这个网络的独特之处在于,它的训练和推理在实现上有所差别。在训练阶段,其使用了TSM(Time Shift Module)结构,而在推理时则使用了BBB(Bidirectional Buffer Block)结构。训练时,网络是一个MIMO(多输入多输出)形式,而在推理时,则将其设计成了单输入、单输出的流式形式。推理时,由于网络中存在16个双向buffer,即BBB,因此,前16帧会输出空数据,16帧之后开始正常输出去噪视频帧,到视频序列结束后,还会继续输出16帧的去噪视频帧,也就是,流式推理整体存在16帧的延迟。

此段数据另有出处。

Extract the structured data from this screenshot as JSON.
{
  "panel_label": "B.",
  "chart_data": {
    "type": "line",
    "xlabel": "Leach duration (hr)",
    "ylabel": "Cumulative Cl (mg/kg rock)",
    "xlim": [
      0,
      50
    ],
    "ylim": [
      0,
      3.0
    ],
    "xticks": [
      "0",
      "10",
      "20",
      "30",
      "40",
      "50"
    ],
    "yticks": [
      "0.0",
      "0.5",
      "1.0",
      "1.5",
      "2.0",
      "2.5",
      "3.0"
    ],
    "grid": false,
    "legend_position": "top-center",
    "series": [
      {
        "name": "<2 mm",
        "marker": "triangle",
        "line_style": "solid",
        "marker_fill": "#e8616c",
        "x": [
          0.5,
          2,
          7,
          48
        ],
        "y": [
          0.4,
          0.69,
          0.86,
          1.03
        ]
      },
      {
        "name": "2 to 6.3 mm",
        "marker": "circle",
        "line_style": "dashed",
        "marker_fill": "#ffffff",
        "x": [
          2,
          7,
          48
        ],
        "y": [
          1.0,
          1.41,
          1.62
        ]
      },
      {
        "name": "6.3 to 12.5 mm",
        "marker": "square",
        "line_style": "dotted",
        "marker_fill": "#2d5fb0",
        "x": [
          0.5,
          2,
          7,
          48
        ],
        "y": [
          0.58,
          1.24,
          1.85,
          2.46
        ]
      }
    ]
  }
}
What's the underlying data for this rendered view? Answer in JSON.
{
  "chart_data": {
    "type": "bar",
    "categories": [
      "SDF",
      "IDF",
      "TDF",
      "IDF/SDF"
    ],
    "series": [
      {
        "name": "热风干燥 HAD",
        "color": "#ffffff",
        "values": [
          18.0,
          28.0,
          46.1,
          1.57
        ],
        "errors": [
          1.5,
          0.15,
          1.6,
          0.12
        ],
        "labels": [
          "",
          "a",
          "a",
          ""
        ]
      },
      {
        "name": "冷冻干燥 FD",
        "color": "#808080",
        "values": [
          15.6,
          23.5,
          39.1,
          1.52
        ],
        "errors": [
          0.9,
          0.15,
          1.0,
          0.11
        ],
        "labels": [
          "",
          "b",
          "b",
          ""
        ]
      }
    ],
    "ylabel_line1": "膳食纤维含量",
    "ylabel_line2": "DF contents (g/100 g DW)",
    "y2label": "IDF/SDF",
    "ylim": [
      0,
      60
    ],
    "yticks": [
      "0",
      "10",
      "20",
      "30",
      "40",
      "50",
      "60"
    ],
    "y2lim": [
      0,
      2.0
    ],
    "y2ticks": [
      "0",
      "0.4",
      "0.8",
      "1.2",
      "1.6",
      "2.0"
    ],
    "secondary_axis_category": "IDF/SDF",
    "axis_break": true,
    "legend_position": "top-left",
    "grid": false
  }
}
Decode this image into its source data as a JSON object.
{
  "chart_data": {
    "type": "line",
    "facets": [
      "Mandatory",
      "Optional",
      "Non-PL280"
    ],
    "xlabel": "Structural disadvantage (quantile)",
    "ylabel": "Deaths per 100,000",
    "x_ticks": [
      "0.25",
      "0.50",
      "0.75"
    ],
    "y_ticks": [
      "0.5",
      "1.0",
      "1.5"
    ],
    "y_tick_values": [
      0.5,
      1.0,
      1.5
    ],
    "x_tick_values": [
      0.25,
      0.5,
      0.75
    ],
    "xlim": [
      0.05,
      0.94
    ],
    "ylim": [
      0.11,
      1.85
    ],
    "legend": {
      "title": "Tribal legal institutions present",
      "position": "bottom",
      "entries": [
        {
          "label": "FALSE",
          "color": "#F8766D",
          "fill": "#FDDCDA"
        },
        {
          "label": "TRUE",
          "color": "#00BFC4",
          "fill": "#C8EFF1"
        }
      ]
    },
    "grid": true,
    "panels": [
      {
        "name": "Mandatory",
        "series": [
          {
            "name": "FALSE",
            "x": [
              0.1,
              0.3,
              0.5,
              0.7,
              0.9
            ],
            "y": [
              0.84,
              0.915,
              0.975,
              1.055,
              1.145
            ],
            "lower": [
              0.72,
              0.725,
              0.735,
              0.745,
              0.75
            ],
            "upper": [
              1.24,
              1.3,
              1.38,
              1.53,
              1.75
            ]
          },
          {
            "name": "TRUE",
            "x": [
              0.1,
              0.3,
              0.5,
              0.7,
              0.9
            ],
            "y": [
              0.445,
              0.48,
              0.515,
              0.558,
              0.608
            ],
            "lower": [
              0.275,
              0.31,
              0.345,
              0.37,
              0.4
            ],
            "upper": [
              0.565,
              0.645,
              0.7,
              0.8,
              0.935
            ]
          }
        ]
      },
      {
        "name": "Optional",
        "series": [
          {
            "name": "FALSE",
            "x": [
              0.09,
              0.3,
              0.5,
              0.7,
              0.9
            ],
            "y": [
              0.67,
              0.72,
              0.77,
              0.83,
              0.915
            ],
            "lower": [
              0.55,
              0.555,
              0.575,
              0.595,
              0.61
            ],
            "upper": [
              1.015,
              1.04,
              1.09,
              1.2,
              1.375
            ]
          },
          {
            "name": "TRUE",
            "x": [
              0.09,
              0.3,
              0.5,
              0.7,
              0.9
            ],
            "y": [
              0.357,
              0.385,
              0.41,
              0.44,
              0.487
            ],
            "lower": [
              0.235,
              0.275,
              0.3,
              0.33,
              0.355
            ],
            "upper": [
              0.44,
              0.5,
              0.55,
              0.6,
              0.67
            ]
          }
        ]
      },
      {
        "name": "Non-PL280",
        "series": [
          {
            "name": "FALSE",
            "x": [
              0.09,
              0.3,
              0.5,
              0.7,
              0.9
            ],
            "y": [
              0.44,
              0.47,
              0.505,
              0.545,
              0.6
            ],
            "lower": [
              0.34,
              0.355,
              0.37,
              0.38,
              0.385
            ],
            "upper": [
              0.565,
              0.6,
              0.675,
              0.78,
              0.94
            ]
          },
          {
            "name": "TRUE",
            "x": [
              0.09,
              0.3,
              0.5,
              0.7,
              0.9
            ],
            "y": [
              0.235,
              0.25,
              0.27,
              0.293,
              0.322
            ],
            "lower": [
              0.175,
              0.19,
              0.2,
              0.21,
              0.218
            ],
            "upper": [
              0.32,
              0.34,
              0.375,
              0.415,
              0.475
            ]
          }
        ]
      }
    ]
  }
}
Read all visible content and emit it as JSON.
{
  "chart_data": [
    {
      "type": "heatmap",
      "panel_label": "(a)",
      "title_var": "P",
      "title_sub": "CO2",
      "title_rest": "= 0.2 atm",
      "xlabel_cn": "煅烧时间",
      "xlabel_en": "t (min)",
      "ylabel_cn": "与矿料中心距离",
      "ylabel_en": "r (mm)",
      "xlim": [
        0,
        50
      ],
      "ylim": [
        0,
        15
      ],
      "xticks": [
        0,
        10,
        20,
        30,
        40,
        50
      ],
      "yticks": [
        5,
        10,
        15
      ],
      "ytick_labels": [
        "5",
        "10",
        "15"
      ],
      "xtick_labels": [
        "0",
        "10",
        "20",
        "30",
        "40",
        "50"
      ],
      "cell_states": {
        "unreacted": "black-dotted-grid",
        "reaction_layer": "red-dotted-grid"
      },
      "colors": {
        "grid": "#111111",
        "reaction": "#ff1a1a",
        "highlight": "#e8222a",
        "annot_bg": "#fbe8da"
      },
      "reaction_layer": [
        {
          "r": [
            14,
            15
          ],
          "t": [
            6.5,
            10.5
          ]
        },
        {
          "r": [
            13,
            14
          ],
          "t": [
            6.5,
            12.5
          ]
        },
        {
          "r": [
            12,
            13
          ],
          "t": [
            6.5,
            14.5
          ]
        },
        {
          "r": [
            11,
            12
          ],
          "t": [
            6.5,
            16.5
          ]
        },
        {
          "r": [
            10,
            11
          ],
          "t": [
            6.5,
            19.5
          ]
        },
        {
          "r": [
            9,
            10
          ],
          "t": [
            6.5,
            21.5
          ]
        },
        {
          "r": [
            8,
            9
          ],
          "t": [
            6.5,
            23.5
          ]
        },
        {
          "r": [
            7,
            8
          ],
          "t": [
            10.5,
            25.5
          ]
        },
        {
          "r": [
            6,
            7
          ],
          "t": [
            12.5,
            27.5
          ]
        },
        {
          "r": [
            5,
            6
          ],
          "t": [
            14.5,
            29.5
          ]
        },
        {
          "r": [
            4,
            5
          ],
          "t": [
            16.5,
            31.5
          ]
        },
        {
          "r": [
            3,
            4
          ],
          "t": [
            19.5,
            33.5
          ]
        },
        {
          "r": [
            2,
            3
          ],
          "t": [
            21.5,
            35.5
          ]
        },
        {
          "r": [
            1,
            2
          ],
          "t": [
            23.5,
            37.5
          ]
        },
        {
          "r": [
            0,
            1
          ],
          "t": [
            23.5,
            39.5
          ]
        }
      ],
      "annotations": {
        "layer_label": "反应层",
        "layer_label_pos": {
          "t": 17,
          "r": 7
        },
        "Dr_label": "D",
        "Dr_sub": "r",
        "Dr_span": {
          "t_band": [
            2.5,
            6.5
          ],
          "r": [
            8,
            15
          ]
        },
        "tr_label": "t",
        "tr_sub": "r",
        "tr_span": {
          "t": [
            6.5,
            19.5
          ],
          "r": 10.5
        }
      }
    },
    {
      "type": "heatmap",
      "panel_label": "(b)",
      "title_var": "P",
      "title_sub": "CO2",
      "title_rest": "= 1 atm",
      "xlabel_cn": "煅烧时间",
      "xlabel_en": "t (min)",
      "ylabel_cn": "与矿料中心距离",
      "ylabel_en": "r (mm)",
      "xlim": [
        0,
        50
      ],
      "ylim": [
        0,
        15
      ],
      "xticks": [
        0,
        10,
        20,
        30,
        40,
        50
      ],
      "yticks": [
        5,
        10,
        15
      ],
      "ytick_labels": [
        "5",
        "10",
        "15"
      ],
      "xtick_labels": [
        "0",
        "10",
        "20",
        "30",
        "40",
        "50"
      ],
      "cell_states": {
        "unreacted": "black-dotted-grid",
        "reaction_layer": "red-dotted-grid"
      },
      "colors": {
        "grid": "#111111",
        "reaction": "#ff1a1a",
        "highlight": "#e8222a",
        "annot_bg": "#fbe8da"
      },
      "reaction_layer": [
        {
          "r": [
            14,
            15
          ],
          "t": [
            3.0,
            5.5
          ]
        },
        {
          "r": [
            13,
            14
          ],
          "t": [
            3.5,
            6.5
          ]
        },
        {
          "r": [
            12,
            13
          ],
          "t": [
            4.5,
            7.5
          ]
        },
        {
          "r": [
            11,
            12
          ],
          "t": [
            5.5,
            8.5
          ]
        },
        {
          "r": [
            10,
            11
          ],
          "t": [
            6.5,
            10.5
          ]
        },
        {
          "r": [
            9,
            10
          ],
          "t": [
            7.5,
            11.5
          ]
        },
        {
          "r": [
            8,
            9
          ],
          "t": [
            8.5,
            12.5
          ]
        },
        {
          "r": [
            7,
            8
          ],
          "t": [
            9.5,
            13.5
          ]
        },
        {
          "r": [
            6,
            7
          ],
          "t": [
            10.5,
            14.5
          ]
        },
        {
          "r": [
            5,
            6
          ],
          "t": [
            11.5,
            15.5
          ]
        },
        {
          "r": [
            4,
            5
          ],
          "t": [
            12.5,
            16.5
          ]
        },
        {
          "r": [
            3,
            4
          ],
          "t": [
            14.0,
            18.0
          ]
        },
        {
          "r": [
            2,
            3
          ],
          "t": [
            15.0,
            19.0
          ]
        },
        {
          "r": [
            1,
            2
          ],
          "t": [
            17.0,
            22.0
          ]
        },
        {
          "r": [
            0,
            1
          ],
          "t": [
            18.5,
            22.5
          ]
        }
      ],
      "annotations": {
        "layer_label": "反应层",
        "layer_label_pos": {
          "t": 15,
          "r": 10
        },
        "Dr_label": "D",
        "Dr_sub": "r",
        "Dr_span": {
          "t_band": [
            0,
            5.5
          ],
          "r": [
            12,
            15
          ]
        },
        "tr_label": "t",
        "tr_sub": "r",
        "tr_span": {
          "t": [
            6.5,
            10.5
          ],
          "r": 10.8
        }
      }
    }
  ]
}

这在一些对实时性要求不太高的应用中可以推广,但对于实时性要求严格,并且存储资源有限的应用中,就无法有效应用了。
下面,我们就通过对官方代码的理解,来聊一聊BSVD的实现。
官方代码地址:GitHub - ChenyangQiQi/BSVD: [ACM MM 2022] Real-time Streaming Video Denoising with Bidirectional Buffers
BSVD网络采用了两个UNet级联的方式。
1. 训练阶段的网络实现
在训练阶段,网络的实现如下:
class WNet(nn.Module):
def __init__(self, chns=[32, 64, 128], mid_ch=3, shift_input=False, stage_num=2, in_ch=4, out_ch=3, norm='bn', act='relu', interm_ch=30, blind=False):
# def __init__(self, chns=[32, 64, 128], mid_ch=3, shift_input=False, stage_num=2, in_ch=4, out_ch=3, norm='bn', act='relu', blind=False):
super(WNet, self).__init__()
self.stage_num = stage_num
self.nets_list = nn.ModuleList()
for i in np.arange(stage_num):
if i == 0:
stage_in_ch = in_ch
else:
stage_in_ch = mid_ch
if i == (stage_num-1):
stage_out_ch = out_ch
else:
stage_out_ch = mid_ch
# self.nets_list.append(DenBlock(chns=chns, out_ch=stage_out_ch, in_ch=stage_in_ch, shift_input=shift_input, norm=norm, act=act, interm_ch=interm_ch))
if i == 0:
self.nets_list.append(DenBlock(chns=chns, out_ch=stage_out_ch, in_ch=stage_in_ch, shift_input=shift_input, norm=norm, act=act, blind=blind, interm_ch=interm_ch))
else:
self.nets_list.append(DenBlock(chns=chns, out_ch=stage_out_ch,
in_ch=stage_in_ch, shift_input=shift_input, norm=norm, act=act, interm_ch=interm_ch))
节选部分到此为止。